DQ Job Kafka
Kafka Requires Zookeeper
Apache Kafka typically requires zookeeper. This file and cmd can be run from inside /kafka/bin.
# Start the ZooKeeper service
# Note: Soon, ZooKeeper will no longer be required by Apache Kafka.
$ bin/zookeeper-server-start.sh config/zookeeper.properties
Start a Kafka Server
Precursor step to Collibra DQ (you likely already have this step completed if you use Kafka).
bin/kafka-server-start.sh config/server.properties
Start a Kafka Topic
Precursor step to DQ (you likely already have this step completed if you use Kafka).

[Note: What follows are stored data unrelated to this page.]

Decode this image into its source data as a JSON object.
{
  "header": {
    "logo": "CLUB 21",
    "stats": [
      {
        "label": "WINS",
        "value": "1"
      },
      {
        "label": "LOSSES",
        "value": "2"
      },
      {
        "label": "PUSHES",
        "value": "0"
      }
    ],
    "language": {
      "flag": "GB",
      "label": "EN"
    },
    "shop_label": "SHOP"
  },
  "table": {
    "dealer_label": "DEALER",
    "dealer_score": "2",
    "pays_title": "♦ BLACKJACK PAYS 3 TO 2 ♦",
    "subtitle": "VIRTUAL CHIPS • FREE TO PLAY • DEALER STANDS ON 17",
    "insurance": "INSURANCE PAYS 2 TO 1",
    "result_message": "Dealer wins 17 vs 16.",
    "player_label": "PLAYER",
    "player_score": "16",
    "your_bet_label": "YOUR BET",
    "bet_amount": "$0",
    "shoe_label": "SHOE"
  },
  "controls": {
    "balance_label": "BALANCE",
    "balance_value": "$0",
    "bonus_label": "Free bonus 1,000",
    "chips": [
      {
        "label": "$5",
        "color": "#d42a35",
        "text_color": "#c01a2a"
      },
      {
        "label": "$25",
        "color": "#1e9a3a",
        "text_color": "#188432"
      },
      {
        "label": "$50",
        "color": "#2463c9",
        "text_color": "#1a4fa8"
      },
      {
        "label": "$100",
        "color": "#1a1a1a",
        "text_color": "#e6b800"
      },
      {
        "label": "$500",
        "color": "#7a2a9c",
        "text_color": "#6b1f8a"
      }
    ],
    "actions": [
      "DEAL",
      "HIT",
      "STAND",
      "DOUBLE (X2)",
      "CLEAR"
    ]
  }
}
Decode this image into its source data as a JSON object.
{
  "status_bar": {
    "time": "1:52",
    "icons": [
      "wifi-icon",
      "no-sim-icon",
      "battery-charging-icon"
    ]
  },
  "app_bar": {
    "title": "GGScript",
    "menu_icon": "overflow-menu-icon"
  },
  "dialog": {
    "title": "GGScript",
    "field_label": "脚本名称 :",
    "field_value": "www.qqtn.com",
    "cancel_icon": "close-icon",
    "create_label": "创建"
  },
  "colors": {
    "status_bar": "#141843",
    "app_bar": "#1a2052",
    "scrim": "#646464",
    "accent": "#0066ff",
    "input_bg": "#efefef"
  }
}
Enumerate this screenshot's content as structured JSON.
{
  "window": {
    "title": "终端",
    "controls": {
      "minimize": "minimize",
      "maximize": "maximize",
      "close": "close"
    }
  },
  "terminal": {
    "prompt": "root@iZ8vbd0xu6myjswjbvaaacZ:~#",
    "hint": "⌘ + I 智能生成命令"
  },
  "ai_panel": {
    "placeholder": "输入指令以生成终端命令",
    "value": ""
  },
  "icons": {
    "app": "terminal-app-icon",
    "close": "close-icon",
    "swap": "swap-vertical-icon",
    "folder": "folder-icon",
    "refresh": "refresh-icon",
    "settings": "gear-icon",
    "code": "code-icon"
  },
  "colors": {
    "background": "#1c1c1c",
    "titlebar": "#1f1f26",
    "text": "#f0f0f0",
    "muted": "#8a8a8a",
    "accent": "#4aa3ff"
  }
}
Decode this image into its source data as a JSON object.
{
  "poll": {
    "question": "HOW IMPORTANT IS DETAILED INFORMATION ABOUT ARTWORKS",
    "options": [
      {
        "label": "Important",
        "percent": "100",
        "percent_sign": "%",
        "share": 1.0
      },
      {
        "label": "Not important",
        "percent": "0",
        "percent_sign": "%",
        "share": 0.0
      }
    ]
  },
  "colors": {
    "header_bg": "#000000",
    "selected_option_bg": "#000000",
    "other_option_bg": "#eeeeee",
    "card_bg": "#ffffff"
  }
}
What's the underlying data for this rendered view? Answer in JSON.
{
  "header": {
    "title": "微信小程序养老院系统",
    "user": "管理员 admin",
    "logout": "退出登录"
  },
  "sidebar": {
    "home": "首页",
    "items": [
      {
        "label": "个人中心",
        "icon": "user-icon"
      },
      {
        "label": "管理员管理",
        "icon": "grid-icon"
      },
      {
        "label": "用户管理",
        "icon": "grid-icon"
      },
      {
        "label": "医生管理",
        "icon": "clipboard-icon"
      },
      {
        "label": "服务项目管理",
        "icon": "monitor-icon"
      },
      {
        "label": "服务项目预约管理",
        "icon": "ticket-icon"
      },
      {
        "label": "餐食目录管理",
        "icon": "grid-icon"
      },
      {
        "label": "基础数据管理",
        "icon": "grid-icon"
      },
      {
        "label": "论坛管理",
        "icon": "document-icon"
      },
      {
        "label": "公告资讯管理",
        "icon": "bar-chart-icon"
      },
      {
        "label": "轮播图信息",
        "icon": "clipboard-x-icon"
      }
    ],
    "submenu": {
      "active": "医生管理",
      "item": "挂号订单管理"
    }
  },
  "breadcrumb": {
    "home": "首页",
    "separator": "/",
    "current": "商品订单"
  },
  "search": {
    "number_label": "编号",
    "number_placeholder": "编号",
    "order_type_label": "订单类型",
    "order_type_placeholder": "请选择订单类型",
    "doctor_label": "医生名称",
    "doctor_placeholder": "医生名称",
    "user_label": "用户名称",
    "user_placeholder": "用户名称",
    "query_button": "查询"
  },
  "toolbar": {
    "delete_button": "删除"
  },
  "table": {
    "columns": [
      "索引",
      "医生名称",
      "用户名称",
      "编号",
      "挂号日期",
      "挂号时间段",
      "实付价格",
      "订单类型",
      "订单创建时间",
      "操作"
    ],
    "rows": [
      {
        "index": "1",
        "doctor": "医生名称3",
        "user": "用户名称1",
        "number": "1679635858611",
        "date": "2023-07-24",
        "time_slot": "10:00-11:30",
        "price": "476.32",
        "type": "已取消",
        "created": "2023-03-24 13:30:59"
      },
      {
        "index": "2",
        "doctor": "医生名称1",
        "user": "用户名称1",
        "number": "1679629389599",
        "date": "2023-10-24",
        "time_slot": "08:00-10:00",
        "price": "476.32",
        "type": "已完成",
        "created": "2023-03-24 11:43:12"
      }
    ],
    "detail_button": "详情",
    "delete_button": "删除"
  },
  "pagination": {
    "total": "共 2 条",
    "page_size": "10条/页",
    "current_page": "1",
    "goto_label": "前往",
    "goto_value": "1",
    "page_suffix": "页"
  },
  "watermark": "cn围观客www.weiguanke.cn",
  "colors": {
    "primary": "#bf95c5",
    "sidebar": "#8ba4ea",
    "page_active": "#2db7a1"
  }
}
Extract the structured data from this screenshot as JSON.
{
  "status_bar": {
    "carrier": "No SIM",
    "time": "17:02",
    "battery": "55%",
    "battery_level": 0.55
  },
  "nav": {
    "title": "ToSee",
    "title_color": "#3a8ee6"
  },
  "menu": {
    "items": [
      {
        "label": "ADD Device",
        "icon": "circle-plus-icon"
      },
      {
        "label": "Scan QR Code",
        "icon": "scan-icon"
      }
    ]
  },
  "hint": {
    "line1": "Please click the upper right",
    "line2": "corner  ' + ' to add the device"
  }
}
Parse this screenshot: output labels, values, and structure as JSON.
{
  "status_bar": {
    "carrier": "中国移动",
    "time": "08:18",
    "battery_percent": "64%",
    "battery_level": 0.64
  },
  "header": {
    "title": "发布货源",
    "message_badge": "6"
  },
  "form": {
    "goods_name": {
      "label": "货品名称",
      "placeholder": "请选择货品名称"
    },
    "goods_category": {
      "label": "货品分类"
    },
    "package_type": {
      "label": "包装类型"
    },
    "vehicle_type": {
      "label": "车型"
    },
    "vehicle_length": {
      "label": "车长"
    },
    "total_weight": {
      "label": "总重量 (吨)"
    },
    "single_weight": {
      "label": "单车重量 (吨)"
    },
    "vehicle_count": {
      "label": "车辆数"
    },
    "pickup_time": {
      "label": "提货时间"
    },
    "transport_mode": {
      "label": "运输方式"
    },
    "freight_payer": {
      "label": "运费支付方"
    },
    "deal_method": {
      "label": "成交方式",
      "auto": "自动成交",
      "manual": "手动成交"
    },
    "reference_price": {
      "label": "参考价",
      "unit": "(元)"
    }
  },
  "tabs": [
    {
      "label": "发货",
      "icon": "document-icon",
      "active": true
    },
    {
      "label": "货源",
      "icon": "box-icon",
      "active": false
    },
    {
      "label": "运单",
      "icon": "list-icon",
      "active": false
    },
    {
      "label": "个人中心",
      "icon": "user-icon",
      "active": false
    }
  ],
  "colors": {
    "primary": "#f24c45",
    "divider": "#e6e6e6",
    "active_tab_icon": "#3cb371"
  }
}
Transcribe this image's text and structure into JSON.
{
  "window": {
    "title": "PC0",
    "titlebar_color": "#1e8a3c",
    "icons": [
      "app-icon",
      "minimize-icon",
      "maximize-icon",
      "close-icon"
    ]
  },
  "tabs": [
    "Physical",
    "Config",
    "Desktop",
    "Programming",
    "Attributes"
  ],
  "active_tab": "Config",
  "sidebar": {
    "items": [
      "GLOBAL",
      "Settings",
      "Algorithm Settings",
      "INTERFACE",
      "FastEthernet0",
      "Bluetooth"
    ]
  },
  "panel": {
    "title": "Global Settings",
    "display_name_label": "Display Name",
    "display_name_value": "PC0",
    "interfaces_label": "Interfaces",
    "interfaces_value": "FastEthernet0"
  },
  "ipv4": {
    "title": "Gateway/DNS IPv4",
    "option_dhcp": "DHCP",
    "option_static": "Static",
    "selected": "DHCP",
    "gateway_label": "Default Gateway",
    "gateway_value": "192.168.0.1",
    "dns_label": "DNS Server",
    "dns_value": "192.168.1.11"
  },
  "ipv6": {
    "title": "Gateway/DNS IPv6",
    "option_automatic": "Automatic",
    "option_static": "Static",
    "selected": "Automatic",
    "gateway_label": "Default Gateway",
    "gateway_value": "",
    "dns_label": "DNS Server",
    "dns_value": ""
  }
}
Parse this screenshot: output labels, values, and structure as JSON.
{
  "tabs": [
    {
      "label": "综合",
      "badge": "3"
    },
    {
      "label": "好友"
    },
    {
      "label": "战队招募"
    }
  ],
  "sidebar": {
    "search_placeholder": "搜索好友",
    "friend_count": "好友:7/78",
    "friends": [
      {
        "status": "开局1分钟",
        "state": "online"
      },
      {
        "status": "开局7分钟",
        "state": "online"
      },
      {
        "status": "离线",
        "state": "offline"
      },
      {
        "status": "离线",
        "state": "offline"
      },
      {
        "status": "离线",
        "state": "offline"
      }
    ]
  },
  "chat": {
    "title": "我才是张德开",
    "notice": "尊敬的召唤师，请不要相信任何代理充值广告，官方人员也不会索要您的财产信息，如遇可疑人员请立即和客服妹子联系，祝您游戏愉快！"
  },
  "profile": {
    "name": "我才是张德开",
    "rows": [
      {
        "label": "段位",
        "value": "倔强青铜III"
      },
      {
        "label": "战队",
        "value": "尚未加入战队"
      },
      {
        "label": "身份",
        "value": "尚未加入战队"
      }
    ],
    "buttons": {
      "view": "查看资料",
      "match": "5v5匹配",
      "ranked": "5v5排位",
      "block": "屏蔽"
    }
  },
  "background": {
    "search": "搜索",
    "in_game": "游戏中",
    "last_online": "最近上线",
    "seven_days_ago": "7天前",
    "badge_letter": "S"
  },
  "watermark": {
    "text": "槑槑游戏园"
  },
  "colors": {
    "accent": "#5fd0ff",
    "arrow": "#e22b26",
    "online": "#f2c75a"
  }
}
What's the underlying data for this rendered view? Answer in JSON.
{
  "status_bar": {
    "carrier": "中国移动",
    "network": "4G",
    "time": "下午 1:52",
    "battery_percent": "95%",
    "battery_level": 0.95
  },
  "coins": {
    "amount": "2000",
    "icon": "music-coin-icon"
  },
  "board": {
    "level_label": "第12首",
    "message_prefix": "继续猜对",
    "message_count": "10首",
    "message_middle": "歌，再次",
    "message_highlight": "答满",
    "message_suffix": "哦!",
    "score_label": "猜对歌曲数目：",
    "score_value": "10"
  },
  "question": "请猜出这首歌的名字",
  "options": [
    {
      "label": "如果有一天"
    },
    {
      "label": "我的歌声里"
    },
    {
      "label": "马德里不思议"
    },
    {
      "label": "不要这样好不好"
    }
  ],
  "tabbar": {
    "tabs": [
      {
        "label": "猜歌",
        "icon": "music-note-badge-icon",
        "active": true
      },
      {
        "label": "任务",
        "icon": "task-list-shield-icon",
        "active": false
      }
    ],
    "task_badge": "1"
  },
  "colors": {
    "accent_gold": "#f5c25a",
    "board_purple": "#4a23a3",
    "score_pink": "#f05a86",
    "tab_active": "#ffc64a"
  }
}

bin/kafka-topics.sh --create --bootstrap-server localhost:9092 --replication-factor 1 --partitions 1 --topic test
# prefered cmd is below
bin/kafka-topics.sh --create --zookeeper localhost:2181 --replication-factor 1 --partitions 1 --topic test
Put a msg on "test" Topic
bin/kafka-console-producer.sh --broker-list localhost:9092 --topic test
Kafka Consumer or DQ Consumer
Kafka works as a topic so you can have many consumers. Here is a basic cmdline consumer but we can add DQ as a second consumer.
bin/kafka-console-consumer.sh --bootstrap-server localhost:9092 --topic test --from-beginning
/opt/owl/bin/owlcheck.sh
-kafkatopic test
-ds machine1
-streamformat csv
-kafkaport 9092
-kafkabroker localhost
-streaminterval 60
-stream -kafka
-header first_name
-master local
Streams vs Sensors
Technically speaking anything moving in real-time is a stream of data but DQ classifies streams and IoT sensors as slightly different for the following reasons:
Sensors
Sensors are commonly a standard time-series. Signal, Time, Value.
| Signal | Time | Value |
|---|---|---|
| device1-CPU | 2019-02-11 13:40:55 | 4 |
| device1-CPU | 2019-02-11 14:33:20 | 2 |
Streams
Streams commonly look like messages, jsons, avro or batch data but constantly flowing. Another way to think of it is a multiple time-series.
[
trade: {
price: 23.75,
qty: 20,
symbol: HDP
},
trade: {
}
]
| fname | age | networth | |
|---|---|---|---|
| Joe | 45 | $130,000 | [email protected] |
| Mark | 33 | $125,000 | [email protected] |
The difference between a Sensor and a Stream in the above example is that in the case of the sensor the user is primarily concerned with the actual value of the "Value". Meaning a spike in temperature or a drop in CPUs. But in a stream of customer data there isn't a time "X" and value "Y" there are many values "Y" and you a user is interested in the overall quality of both the entire stream and the individual values. Relationship analysis and other correlative functions apply here. If you were to chart a "stream" what would you chart? The row count volume or just one of the columns or the count of something? But if you were to chart a sensor you know exactly what you would chart... the "Value" over "Time".
Fortunately DQ has already thought and worked through the many nuances required to understand, monitor and predict accurately for all of these use-case. All that is required is to subscribe the stream.